Simone Stella plays the Sonata in A major K. 209 of Domenico Scarlatti on an italian harpsichord made by Roberto Marioni in 2016.

#baroque #harpsichord #simonestella

Only a small fraction of Scarlatti's compositions were published during his lifetime; Scarlatti himself seems to have overseen the publication in 1738 of the most famous collection, his 30 Essercizi ("Exercises"). These were well received throughout Europe, and were championed by the foremost English writer on music of the eighteenth century, Charles Burney.
The many sonatas that were unpublished during Scarlatti's lifetime have appeared in print irregularly in the two and a half centuries since.
Scarlatti's 555 keyboard sonatas are single movements, mostly in binary form, and some in early sonata form, and mostly written for the harpsichord or the earliest pianofortes. (There are four for organ, and a few for small instrumental group).
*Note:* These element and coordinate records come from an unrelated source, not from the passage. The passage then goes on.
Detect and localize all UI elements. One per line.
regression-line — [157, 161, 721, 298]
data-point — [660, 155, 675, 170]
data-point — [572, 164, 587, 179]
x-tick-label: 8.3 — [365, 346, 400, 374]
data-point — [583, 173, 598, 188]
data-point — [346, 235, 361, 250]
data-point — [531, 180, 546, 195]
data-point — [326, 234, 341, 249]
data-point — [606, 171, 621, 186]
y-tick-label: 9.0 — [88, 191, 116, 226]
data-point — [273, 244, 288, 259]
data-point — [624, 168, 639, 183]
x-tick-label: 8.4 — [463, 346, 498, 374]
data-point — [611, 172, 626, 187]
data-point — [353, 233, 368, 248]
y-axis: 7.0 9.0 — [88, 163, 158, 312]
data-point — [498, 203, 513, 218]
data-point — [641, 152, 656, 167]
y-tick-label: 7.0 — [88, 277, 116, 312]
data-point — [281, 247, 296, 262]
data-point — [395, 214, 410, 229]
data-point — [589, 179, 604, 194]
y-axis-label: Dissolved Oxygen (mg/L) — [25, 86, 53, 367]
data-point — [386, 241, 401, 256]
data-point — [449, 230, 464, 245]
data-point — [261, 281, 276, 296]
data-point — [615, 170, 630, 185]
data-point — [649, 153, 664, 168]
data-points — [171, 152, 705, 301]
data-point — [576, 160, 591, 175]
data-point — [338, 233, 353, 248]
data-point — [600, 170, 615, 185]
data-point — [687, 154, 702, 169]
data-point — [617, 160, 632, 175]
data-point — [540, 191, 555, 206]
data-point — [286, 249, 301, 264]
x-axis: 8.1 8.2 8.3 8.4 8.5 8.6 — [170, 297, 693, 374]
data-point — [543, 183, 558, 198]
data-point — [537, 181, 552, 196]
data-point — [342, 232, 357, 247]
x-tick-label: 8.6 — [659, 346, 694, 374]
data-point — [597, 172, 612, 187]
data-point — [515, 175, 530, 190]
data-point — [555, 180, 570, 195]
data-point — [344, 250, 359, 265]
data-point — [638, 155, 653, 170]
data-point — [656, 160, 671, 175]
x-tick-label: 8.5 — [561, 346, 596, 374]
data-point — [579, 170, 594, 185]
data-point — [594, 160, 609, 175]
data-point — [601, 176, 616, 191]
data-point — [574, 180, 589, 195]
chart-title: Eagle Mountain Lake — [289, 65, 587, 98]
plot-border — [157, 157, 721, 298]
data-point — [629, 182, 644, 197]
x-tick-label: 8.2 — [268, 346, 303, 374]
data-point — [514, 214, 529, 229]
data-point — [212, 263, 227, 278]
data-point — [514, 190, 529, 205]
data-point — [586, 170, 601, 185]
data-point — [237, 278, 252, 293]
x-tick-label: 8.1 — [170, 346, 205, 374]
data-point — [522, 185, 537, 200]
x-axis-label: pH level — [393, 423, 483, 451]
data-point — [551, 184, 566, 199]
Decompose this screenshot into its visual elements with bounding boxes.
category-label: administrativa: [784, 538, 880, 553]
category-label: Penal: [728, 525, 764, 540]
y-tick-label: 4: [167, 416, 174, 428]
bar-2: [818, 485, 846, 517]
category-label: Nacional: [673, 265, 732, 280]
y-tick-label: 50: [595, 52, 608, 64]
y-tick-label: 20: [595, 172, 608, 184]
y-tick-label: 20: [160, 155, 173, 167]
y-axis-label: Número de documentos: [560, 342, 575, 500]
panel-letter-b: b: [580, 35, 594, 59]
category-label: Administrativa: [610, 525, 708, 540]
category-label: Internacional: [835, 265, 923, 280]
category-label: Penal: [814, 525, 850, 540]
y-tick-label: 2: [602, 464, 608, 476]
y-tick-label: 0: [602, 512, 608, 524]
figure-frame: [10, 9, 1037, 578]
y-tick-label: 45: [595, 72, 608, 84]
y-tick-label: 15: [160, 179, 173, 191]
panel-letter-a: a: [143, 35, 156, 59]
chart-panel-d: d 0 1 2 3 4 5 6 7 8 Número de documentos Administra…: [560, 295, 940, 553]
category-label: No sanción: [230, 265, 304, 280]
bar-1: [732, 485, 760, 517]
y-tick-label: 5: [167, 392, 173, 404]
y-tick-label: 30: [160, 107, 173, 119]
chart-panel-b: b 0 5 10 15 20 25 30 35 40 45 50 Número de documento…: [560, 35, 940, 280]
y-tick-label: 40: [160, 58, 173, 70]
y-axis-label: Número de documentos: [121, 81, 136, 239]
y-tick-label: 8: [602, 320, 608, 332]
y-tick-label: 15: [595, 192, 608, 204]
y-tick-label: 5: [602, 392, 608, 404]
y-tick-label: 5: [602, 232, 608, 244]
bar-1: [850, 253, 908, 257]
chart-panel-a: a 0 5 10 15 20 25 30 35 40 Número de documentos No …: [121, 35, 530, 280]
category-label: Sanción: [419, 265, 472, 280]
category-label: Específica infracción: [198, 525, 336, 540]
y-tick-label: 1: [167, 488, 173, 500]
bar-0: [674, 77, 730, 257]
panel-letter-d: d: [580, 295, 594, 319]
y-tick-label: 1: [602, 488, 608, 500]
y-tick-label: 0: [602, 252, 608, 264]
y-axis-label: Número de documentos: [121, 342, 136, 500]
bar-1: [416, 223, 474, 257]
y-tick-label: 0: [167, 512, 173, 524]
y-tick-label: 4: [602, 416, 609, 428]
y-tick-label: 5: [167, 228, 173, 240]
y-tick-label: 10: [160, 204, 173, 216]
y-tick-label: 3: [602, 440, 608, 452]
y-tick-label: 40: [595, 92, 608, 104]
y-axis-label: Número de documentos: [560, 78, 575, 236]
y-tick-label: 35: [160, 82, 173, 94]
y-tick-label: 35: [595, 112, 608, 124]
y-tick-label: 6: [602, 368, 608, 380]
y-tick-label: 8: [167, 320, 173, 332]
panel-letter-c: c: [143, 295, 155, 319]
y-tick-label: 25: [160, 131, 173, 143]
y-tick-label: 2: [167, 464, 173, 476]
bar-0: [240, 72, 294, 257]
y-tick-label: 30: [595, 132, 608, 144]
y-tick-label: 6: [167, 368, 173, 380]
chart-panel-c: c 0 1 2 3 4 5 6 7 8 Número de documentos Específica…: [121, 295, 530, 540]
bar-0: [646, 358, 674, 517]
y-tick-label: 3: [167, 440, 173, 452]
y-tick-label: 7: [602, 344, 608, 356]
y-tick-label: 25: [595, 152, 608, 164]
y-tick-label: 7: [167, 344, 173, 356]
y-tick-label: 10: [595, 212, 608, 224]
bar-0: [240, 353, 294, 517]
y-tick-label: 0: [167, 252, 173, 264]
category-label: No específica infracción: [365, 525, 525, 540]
Some of them display harmonic audacity in their use of discords, and also unconventional modulations to remote keys.

Other distinctive attributes of Scarlatti's style are the following:
The influence of Iberian (Portuguese and Spanish) folk music. An example is Scarlatti's use of the Phrygian mode and other tonal inflections more or less alien to European art music. Many of Scarlatti's figurations and dissonances are suggestive of the guitar.
Scarlatti's compositions were influenced by the Spanish guitar as can be seen in notes being played repetitively in a rapid manner.
A formal device in which each half of a sonata leads to a pivotal point, which Kirkpatrick termed "the crux", and which is sometimes underlined by a pause or fermata. Before the crux, Scarlatti sonatas often contain their main thematic variety, and after the crux the music makes more use of repetitive figurations as it modulates away from the home key (in the first half) or back to the home key (in the second half).
Scarlatti played in the galant style.
Kirkpatrick produced an edition of the sonatas in 1953, and the numbering from this edition is now nearly always used – the Kk. or K. number. Previously, the numbering commonly used was from the 1906 edition compiled by the Neapolitan pianist Alessandro Longo (L. numbers). Kirkpatrick's numbering is chronological, while Longo's ordering is a result of his arbitrarily grouping the sonatas into "suites". In 1967 the Italian musicologist Giorgio Pestelli published a revised catalog (using P. numbers), which corrected what he considered to be some anachronisms.[9] Although the exact dates of composition for these surviving sonatas are not known, Kirkpatrick concludes that they may all have been composed late in Scarlatti's career (after 1735), with the majority perhaps dating from after the composer's sixty-seventh birthday.